Gross domestic product figures fell short of expectations and represented a slowdown from the previous quarter, but analysts forecast continued growth nonetheless.

GDP expanded just 0.1 percent in the last quarter of 2017, the Cabinet Office said, a far cry from the 0.6 percent figure for July-September.

"The growth rate for the last quarter was very low compared with the bubble period but the economy is solid enough," said Takeshi Minami, chief economist at Norinchukin Research Institute.

"The slowdown was due primarily to inventory adjustments and a decline in the contribution of net exports due to strength in imports," added analysts at Barclays in a report.

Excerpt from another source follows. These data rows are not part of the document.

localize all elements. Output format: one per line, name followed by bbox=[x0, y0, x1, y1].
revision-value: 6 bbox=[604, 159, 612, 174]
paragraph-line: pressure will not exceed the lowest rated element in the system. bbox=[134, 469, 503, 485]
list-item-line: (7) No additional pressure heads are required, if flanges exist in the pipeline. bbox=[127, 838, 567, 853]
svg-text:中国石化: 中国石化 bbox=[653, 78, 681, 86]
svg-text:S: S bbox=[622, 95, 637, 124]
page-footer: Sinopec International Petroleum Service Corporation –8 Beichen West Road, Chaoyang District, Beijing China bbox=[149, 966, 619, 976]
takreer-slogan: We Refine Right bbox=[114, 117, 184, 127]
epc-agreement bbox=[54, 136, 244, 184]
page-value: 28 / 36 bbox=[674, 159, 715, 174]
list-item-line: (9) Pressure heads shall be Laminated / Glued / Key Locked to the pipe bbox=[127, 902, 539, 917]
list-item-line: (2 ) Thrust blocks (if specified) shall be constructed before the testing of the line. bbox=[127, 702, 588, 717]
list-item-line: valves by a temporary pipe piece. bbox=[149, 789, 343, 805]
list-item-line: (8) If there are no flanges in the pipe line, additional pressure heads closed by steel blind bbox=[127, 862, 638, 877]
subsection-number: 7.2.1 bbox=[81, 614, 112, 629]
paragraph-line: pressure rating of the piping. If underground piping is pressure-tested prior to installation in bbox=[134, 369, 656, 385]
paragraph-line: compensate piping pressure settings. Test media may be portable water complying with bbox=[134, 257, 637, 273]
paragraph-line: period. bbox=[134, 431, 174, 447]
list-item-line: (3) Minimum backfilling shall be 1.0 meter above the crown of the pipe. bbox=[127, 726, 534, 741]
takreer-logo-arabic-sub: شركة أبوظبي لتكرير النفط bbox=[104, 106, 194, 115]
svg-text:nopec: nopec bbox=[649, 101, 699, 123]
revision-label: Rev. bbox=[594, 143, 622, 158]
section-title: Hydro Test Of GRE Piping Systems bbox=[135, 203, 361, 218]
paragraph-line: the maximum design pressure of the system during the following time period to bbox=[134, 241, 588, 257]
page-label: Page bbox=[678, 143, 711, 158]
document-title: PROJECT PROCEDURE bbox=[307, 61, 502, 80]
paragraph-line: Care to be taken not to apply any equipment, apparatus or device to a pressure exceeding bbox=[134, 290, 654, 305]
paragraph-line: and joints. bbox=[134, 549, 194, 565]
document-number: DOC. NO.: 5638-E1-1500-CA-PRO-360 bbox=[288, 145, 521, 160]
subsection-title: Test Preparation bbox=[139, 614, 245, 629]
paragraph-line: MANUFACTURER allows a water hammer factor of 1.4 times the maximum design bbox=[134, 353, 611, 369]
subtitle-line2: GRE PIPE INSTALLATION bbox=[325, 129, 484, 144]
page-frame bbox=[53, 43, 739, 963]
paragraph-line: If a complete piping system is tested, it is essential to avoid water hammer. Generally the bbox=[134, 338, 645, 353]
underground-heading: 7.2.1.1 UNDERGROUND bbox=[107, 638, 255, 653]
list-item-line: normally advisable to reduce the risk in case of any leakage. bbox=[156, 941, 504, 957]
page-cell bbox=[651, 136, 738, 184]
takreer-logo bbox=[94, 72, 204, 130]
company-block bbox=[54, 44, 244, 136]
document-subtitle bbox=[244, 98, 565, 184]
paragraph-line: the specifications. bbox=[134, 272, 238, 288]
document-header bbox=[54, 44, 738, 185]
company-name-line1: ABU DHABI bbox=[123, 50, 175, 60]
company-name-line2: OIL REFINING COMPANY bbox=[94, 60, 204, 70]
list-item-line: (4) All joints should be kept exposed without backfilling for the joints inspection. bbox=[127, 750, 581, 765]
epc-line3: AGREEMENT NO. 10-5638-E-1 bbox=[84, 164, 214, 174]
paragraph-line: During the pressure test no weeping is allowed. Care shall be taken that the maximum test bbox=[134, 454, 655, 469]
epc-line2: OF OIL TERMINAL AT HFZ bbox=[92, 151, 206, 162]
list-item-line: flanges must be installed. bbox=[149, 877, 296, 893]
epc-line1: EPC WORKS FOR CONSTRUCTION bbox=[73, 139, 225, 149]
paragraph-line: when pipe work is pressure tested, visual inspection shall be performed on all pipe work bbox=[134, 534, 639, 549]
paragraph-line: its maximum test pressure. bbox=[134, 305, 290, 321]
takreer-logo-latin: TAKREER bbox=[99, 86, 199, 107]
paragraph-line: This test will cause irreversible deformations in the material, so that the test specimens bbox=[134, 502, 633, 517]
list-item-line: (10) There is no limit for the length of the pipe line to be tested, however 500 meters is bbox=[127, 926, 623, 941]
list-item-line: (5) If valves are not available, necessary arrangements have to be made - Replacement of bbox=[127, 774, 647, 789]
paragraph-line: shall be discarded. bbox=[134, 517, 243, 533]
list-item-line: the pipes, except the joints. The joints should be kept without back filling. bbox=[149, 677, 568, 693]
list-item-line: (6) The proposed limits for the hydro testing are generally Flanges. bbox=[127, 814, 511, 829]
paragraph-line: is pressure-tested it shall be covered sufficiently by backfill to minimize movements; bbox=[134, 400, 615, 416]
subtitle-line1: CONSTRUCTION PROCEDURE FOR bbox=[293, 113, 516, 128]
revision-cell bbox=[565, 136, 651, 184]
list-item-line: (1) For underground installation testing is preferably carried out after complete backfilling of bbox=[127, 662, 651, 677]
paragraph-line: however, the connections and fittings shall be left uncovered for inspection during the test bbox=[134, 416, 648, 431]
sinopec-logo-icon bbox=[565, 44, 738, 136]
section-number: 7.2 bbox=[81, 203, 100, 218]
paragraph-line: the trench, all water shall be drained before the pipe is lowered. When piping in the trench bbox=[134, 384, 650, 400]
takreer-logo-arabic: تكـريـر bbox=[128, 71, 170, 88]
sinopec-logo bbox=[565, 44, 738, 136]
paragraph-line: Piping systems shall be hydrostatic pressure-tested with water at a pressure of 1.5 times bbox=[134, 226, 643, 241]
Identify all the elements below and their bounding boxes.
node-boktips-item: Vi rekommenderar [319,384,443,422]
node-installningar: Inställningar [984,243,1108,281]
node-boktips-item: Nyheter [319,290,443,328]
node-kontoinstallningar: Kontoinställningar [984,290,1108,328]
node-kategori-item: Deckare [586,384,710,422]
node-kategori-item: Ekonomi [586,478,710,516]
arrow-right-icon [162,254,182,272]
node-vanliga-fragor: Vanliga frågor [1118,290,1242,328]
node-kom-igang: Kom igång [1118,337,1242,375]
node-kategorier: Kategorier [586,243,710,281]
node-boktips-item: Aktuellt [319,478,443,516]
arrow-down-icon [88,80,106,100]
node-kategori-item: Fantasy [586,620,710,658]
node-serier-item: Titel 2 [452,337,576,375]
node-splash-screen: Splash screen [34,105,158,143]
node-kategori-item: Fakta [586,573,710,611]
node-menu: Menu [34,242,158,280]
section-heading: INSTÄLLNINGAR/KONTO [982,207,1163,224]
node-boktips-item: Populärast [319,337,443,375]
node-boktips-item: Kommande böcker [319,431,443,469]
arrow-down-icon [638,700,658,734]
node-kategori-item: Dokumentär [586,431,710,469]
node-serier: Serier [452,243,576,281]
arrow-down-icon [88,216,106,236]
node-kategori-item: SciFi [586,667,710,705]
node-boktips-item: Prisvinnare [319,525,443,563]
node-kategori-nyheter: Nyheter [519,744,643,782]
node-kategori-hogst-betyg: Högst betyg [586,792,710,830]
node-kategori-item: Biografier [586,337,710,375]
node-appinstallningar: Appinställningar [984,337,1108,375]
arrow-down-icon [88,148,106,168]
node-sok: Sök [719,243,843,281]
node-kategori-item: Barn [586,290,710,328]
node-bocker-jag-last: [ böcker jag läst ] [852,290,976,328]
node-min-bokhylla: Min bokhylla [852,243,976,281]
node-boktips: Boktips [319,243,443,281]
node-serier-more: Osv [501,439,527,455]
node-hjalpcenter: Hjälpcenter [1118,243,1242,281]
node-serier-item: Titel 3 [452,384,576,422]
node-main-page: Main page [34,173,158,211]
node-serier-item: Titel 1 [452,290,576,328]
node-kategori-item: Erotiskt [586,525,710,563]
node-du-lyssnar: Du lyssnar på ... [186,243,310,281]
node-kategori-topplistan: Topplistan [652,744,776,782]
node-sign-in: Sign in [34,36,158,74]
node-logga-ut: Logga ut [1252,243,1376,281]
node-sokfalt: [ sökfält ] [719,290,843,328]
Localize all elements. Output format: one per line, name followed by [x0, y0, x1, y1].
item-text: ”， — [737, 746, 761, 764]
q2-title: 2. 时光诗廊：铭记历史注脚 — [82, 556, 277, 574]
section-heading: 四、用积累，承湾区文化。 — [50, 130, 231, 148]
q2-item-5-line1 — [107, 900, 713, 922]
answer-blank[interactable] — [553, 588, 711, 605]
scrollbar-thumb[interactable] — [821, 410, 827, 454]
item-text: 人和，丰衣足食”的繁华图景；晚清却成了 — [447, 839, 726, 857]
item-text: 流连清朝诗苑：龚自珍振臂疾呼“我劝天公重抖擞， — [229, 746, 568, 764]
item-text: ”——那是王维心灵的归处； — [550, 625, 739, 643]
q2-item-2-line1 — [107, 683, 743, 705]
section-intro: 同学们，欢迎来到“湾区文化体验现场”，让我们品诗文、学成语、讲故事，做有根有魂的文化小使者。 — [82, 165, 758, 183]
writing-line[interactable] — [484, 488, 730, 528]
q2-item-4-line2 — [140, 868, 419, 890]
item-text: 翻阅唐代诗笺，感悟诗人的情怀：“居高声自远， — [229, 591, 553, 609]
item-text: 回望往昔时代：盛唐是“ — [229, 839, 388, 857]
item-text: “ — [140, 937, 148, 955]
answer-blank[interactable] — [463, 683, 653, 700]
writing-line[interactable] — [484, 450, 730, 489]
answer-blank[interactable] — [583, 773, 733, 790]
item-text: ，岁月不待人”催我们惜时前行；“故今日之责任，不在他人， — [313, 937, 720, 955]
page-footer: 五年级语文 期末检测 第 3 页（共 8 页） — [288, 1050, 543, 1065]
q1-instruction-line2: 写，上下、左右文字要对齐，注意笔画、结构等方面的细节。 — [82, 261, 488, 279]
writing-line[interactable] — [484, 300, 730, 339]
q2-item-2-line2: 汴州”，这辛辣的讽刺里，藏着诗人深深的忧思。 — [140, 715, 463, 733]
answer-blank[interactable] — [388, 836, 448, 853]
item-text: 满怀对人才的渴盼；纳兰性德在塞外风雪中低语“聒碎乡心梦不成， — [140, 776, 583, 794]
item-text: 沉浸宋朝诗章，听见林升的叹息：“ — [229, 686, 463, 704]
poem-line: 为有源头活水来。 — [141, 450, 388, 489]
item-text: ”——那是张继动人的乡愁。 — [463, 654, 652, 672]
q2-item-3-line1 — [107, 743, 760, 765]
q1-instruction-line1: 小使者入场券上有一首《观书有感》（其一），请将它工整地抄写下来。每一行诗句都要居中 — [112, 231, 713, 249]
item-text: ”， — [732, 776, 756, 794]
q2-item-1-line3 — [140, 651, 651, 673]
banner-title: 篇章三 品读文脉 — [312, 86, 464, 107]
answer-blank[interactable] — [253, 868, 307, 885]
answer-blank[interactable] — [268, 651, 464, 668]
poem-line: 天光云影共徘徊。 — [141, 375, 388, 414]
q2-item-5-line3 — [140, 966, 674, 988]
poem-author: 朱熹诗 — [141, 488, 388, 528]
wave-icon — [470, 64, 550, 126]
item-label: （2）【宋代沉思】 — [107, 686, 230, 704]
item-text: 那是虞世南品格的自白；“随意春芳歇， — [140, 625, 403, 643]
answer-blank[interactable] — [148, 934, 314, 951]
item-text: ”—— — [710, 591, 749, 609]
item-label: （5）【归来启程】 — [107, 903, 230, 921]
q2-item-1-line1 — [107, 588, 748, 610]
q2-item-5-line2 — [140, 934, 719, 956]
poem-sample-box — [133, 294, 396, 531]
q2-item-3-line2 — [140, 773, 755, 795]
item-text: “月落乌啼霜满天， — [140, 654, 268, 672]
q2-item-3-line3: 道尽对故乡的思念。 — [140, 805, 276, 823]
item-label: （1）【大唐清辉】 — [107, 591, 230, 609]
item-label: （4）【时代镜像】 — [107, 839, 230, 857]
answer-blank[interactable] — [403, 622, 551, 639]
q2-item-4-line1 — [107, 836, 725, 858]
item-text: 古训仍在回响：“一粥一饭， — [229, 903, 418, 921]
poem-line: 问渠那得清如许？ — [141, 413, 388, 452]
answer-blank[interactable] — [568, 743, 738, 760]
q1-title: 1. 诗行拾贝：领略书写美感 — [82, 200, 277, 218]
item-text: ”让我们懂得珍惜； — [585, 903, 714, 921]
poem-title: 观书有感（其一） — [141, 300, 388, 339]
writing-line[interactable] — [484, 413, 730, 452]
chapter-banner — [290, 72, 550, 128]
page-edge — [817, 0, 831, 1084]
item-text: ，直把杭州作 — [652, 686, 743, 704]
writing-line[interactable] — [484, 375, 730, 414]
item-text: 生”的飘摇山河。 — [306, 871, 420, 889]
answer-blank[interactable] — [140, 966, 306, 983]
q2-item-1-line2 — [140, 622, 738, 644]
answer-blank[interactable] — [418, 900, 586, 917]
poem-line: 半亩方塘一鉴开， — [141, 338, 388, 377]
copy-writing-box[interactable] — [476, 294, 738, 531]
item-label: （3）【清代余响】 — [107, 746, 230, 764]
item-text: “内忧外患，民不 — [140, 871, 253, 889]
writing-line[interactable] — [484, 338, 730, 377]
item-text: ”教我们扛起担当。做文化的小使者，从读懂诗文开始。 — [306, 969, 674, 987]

"As such, it did not imply a pull-back in the momentum of economic recovery," analysts Tetsufumi Yamakawa, Yuichiro Nagai and Yukito Funakubo wrote.

At an annualized rate, the world's third-largest economy grew 0.5 percent, also missing expectations.

"There are lingering worries over consumption but we can expect the economy to pick up further if 'shunto' wage hikes are better than the previous years," said Minami, referring to collective wage negotiations between labor and management held every spring.

"The current expansion could be extended further," he told AFP.

For the calendar year 2017, the economy grew 1.6 percent, against 0.9 percent in 2016.

Japan's Minister for Economy, Trade and Industry Toshimitsu Motegi said the current expansion was solid compared with the more volatile "bubble" boom in the 1980s, according to Bloomberg News.

Speculative investment in land and stocks on low interest rates, pushed the Nikkei stock index to almost 40,000 in 1989 -- nearly double its current level.

But the bubble burst at the start of the 1990s, ushering in a period of low or no growth known as the "lost decades".

- 'Bubble economy' -

The current period of growth is good news for Prime Minister Shinzo Abe, who has been trying to fire up the economy with his pro-spending policy dubbed Abenomics since he took office in late 2012.

Junko Nishioka, chief economist at Sumitomo Mitsui Banking Corp., also said an uptick in income suggested the Japanese economy would expand further. 

Abenomics is providing "a wide range of tax measures quite beneficial to Japanese firms", she said, with the current expansion phase less reliant on exports.

"Compared to the bubble economy, the Japanese corporate sector is very cautious in its investment, in other words the signs of a bubble are contained compared to 30 years ago," Nishioka added.

Bank of Japan Governor Haruhiko Kuroda, who looks set to stay at the helm until 2023, has vowed to maintain a loose monetary policy given still weak inflation.

The Japanese economy has enjoyed a period of largely export-driven growth, helped by a recovering global economy.

It has also got a shot in the arm from domestic demand spurred by infrastructure upgrades ahead of the 2020 Olympic Games.

However, with wage growth and consumption persistently lukewarm, the economy is still battling to make a clear break from deflation.

Minami, at Norinchukin, warned low wage hikes could derail the scenario of continuing growth. 

"We have seen financial market turbulence in February. If companies take this as an excuse to resist wage hikes, it would darken the scenario for a long-lasting expansion," he said.